В этот момент вошла Софи и доложила хозяину, что пришел г-н Теофиль Морен, а с ним еще какой-то господин. Удивленный таким поздним визитом, Пьер вышел в соседнюю комнату принять гостей. Вернувшись из Италии, он познакомился с Мореном и помог ему перевести с французского и приспособить для итальянских учебных заведений превосходное краткое изложение современных наук в объеме университетской программы. Морен был родом из Франш-Конте, сыном часовщика и земляком Прудона, бедствующую семью которого он посещал в Безансоне. Он с детства проникся идеями Прудона, был искренним другом всех обездоленных и испытывал инфинитивную ненависть к богатству и собственности. Впоследствии он приехал в Париж; там он подвизался в роли школьного учителя, увлекаясь преподаванием, и стал пламенным приверженцем Огюста Конта; но под оболочкой ревностного позитивиста в нем еще был жив последователь Прудона, бунтарь, на своем опыте познавший нищету и боровшийся с ней. Он строго придерживался научного позитивизма и, в своей ненависти ко всяческой мистике, отошел от Конта, когда тот, всем на удивление, в последние годы жизни стал религиозным. В его суровой, однообразной и скучной жизни был только один роман, внезапный порыв страсти, который бросил его в Сицилию, где он сражался под знаменами Гарибальди, участвуя в легендарной «Тысяче». А по возвращении в Париж, он по-прежнему зажил незаметной унылой жизнью школьного учителя.
Вернувшись в спальню, Пьер взволнованно сказал брату:
— Морен привел Бартеса, который вообразил, что ему грозит опасность, и просит у меня гостеприимства.
Гильом загорелся.
— Николя Бартес! Это герой! У него душа древнего римлянина! Я его знаю, люблю и восхищаюсь им… Прими его с распростертыми объятиями.
Баш и Янсен с улыбкой переглянулись. Потом Янсен медленно сказал со свойственной ему холодной иронией:
— Зачем прятаться господину Бартесу? Многие считают его умершим, и этот выходец с того света никому не страшен.
Бартес, которому было семьдесят четыре года, около пятидесяти лет просидел в тюрьмах. Этот вечный заключенный, герой свободы, при всех правительствах переезжал из одной крепости в другую. С юных лет захваченный мечтой о всеобщем братстве, он боролся за идеальную республику, воплощающую правду и справедливость, но всякий раз оказывался в тюрьме, где за тройными засовами продолжал мечтать о спасении человечества. Он был то карбонарием, вчерашним республиканцем, то сенатором-евангелистом, всегда и везде участвовал в заговорах и воевал без устали со всякой властью, какой бы она ни была. А когда провозгласили республику, ту самую республику, отстаивая которую он провел столько лет за решеткой, — Бартеса снова арестовали, и за годами, лишенными солнца, последовали новые годы мрака. Он оставался мучеником свободы, по-прежнему стремился к ней, а она все не приходила.

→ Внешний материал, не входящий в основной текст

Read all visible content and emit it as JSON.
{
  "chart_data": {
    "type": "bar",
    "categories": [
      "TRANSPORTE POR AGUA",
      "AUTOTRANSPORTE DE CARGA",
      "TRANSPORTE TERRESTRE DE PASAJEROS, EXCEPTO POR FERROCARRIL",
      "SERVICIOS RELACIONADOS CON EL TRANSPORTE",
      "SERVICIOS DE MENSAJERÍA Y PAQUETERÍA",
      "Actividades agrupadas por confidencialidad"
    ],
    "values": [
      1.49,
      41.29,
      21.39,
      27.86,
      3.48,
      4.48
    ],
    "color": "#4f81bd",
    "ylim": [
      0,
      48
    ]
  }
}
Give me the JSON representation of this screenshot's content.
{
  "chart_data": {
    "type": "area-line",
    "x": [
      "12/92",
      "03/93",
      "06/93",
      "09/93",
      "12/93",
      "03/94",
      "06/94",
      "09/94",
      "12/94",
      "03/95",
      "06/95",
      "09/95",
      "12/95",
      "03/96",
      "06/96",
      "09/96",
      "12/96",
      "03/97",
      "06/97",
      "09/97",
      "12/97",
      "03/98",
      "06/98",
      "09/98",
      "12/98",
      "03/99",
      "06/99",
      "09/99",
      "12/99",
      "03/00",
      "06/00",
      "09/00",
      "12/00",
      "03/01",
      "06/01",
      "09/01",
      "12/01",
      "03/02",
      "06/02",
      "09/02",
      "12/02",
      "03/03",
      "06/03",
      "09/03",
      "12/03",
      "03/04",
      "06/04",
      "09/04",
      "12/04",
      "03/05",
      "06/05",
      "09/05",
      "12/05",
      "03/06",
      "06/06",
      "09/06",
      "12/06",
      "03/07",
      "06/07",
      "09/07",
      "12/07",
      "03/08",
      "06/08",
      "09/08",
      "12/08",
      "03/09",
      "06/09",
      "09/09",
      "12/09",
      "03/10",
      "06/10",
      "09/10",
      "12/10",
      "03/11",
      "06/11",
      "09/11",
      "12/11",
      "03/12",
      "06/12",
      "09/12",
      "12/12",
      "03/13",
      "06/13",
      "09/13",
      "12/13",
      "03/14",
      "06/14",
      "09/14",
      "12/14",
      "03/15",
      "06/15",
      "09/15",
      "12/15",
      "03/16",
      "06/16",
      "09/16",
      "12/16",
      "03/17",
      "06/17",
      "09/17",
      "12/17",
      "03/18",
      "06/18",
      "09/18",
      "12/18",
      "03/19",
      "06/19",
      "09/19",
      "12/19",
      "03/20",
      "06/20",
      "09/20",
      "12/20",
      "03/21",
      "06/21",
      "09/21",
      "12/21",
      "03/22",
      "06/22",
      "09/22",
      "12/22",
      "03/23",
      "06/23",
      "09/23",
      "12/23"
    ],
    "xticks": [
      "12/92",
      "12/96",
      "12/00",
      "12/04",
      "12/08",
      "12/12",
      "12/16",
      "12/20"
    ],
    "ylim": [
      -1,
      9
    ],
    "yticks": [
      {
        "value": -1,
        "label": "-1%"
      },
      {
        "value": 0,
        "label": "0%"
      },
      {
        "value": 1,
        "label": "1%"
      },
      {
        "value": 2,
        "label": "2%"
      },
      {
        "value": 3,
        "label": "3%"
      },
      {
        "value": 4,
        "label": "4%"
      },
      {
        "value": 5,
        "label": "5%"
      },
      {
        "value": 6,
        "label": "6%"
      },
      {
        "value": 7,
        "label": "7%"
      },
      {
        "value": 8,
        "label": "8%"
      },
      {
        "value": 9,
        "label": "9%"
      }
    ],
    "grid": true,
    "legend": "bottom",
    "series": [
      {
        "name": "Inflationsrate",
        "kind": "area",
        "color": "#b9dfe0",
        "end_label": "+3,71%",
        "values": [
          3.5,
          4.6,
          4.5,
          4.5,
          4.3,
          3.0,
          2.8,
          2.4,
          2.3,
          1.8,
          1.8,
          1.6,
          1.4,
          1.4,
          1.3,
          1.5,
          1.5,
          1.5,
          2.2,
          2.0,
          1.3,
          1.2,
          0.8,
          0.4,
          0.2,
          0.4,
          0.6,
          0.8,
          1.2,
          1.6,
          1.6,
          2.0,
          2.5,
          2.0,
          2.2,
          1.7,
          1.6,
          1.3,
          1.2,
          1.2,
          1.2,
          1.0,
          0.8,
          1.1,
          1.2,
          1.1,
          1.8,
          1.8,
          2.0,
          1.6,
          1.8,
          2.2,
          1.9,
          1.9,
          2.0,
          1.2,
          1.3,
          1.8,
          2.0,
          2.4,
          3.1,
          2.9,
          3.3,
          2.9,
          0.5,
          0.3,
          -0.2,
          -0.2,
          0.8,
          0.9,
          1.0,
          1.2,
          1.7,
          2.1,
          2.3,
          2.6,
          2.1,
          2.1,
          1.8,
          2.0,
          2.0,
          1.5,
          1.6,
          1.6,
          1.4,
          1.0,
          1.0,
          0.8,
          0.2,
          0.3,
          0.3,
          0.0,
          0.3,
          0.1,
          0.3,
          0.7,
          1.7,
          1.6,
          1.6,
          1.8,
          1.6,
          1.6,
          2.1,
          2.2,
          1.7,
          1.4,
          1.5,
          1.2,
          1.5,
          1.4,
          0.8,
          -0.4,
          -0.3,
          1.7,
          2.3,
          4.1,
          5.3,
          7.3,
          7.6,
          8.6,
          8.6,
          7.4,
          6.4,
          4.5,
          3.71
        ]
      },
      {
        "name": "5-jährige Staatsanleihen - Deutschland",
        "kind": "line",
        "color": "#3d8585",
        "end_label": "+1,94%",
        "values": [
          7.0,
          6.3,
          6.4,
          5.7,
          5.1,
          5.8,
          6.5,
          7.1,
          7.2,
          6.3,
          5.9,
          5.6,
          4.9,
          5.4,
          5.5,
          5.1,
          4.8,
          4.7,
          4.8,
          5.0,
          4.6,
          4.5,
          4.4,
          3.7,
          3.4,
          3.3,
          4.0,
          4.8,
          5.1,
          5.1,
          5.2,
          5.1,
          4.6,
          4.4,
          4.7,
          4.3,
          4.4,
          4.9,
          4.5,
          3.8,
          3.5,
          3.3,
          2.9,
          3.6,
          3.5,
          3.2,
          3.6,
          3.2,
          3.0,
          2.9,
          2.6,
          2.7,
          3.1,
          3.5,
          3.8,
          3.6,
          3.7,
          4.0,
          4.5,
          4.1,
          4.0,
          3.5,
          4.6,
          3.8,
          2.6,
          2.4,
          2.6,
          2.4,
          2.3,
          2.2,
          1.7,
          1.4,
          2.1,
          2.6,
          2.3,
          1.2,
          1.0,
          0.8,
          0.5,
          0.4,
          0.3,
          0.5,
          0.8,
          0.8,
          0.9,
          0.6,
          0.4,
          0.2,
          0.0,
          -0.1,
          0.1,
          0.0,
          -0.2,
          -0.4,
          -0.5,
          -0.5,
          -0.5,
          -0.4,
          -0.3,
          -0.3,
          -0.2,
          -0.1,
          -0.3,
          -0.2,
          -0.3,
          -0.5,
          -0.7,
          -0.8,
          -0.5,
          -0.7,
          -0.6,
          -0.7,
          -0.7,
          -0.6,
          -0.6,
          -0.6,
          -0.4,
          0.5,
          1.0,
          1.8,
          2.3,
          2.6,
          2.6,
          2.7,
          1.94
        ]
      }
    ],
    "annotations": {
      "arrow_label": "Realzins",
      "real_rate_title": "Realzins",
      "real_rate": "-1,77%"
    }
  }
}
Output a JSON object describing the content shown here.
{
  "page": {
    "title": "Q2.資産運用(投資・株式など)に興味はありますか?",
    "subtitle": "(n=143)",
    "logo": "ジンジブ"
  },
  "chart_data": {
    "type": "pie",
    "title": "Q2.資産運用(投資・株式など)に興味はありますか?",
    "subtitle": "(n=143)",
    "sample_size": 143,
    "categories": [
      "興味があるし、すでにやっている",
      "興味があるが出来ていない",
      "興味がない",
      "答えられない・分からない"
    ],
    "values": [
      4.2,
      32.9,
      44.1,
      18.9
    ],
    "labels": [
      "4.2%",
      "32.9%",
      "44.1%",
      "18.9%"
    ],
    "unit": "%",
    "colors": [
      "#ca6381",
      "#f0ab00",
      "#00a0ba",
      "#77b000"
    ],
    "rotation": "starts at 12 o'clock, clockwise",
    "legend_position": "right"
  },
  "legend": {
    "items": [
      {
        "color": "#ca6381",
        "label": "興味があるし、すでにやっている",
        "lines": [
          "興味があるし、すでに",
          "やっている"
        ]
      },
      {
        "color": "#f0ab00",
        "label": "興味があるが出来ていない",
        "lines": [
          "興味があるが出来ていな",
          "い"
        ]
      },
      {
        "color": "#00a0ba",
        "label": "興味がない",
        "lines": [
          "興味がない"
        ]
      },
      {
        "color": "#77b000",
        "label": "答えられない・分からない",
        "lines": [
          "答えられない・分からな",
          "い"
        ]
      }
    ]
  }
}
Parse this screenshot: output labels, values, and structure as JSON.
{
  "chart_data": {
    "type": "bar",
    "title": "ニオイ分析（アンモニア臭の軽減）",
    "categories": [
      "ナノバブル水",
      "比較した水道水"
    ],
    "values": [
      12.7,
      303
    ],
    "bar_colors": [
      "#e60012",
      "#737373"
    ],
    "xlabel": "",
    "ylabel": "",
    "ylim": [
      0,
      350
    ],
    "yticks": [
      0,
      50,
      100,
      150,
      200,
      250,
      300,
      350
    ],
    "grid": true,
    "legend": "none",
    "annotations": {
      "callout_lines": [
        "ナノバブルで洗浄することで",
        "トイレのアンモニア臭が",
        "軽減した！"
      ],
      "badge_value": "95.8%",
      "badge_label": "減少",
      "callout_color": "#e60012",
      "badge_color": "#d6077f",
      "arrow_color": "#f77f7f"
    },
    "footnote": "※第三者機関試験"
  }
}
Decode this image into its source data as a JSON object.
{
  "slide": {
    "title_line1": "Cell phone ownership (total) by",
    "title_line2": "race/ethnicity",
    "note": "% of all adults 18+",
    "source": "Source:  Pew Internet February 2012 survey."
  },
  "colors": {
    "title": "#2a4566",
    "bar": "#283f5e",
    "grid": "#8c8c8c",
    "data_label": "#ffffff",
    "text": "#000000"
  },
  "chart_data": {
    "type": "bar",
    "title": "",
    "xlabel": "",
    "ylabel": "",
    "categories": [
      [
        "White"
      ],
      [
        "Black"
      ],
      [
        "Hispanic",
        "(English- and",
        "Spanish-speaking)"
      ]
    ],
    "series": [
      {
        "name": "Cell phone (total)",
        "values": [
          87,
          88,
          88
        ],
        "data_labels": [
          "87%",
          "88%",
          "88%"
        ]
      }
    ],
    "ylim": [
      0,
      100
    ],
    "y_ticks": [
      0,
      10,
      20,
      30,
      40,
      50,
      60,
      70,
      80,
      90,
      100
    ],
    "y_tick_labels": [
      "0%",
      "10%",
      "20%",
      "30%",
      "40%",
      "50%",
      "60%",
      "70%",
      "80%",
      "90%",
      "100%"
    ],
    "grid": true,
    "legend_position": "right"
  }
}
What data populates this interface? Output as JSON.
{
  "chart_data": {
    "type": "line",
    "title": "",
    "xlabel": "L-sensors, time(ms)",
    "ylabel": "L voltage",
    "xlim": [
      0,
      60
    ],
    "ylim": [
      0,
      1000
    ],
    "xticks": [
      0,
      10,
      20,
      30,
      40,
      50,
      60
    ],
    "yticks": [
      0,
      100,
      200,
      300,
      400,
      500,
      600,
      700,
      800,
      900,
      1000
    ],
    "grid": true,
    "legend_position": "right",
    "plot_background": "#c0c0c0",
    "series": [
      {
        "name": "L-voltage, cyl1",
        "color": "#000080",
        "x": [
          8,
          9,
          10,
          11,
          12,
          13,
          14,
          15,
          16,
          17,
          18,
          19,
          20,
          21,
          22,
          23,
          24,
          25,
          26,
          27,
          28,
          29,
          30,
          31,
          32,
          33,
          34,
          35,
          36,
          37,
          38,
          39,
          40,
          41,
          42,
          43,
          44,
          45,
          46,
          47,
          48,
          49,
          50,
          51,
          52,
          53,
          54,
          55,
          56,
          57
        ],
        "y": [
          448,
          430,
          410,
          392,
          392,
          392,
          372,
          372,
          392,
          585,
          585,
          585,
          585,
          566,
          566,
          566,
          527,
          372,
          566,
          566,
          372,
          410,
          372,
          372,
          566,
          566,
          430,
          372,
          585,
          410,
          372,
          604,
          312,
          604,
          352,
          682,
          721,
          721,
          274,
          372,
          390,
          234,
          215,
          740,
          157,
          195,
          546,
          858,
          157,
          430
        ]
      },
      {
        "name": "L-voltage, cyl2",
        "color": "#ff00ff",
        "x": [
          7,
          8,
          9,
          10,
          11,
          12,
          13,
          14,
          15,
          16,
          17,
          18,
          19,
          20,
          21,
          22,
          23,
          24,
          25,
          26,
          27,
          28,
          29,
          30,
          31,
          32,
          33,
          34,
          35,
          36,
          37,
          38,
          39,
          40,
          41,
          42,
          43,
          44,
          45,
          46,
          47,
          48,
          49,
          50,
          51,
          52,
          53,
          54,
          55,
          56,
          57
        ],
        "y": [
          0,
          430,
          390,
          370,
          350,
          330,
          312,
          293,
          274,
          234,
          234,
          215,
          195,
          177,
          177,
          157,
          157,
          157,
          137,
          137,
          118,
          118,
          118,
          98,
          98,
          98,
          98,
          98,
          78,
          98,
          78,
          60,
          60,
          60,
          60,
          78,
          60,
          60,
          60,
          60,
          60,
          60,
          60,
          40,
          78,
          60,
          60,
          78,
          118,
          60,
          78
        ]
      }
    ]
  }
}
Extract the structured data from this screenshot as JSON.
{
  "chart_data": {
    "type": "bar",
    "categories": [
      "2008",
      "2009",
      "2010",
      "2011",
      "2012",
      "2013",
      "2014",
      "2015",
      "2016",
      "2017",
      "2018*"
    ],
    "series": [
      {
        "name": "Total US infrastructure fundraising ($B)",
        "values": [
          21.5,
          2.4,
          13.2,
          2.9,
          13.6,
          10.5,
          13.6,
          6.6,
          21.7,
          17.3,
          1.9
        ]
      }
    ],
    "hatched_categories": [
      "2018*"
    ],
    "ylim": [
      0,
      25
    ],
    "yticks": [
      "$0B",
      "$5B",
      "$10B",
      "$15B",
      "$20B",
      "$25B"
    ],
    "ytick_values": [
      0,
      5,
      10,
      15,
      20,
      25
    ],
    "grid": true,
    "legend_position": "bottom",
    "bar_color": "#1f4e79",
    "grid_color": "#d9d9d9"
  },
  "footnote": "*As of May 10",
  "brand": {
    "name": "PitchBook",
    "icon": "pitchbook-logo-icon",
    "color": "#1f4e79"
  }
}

— Вы ошибаетесь, — возразил Гильом, которого покоробил насмешливый тон Янсена, — и в настоящее время наши политические деятели хотят избавиться от Бартеса, потому что этот неподкупный и непримиримый борец мешает им, и я вполне одобряю его осторожность.
Вошел Николя Бартес, высокий худой старик с орлиным носом. Его глубоко запавшие глаза молодо сверкали под мохнатыми седыми бровями. Беззубый рот изящных очертаний прятался в белоснежной бороде, а голову осенял ореол серебряных кудрей, волнами падавших на плечи. Позади него со скромным видом шел Теофиль Морен, у которого были серые бакенбарды, серая щетка волос, очки и желтое усталое лицо школьного учителя, изнуренного долголетним преподаванием. Вошедшие ничуть не удивились и не обнаружили любопытства при виде Гильома, лежавшего на кровати с забинтованной рукой. Гостей никому не представляли; знакомые попросту обменялись улыбками.
Бартес наклонился над Гильомом и расцеловал его в обе щеки.
— О! — воскликнул тот почти весело, — вы прямо вливаете в меня бодрость!
Вошедшие кое о чем рассказали. На бульварах царило невообразимое смятение, во всех кафе уже распространился слух о покушении, и люди вырывали друг у друга запоздавший вечерний номер газеты, где рассказывалось о событии крайне неточно, с самыми невероятными подробностями. В общем, до сих пор еще не было известно ничего достоверного.
Заметив, что Гильом резко побледнел, Пьер снова заставил его лечь. Но когда священник захотел увести гостей в соседнюю комнату, раненый тихонько сказал:
— Нет, нет, обещаю тебе, я больше не шелохнусь и не открою рта. Оставайтесь здесь, беседуйте вполголоса. Право же, я с удовольствием вас послушаю, мне не хочется лежать в одиночестве.